According to the study “Forced from Home” produced by MIT’s Department of Urban Studies and the Chinese Progressive Association, close to half of residents in Chinatown spend more than 30 percent of their income on rent. A report from the Chinatown Community Land Trust indicated that from 2013-2017, only 48 percent of residents in Chinatown were Asian.
In recent years, the presence of new, high-rise luxury buildings, unaffordable to working families traditionally living in Chinatown, has been felt. Meanwhile, the historic row houses, long valued by community members, have undergone a transition, with their original tenants being evicted to make way for higher end housing.
Addressing the problem of gentrification will need a different way of approaching housing in Chinatown, said Karen Chen, executive director of the Chinese Progressive Association. Housing should not be awarded to the highest bidder, but should respond to the demand of the community. Chen said the city has to work to protect the working class core of neighborhoods.

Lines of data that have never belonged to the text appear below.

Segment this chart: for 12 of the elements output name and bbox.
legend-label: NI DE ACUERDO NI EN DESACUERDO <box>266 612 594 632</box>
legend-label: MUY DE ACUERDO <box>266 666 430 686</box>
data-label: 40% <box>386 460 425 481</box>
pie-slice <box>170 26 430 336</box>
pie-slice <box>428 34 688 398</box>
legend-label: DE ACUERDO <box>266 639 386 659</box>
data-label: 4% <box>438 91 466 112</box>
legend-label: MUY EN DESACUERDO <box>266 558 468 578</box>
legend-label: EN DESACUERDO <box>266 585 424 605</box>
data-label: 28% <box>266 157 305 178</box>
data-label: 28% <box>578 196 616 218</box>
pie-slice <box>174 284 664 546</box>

The gentrification of neighborhoods in cities has become a national and international phenomenon, she said. “Housing has been used as a profit-making tool, and we have to change the narrative around that. It should be a human right. We need to have some formal form of rent stabilization. Whatever rent we’re paying should be proportionate to people’s income. There should be more tenant protection. There should be more funding for affordable housing. We should have development, but focus on development without displacement. We shouldn’t rely on market study. Let’s rely on human need.”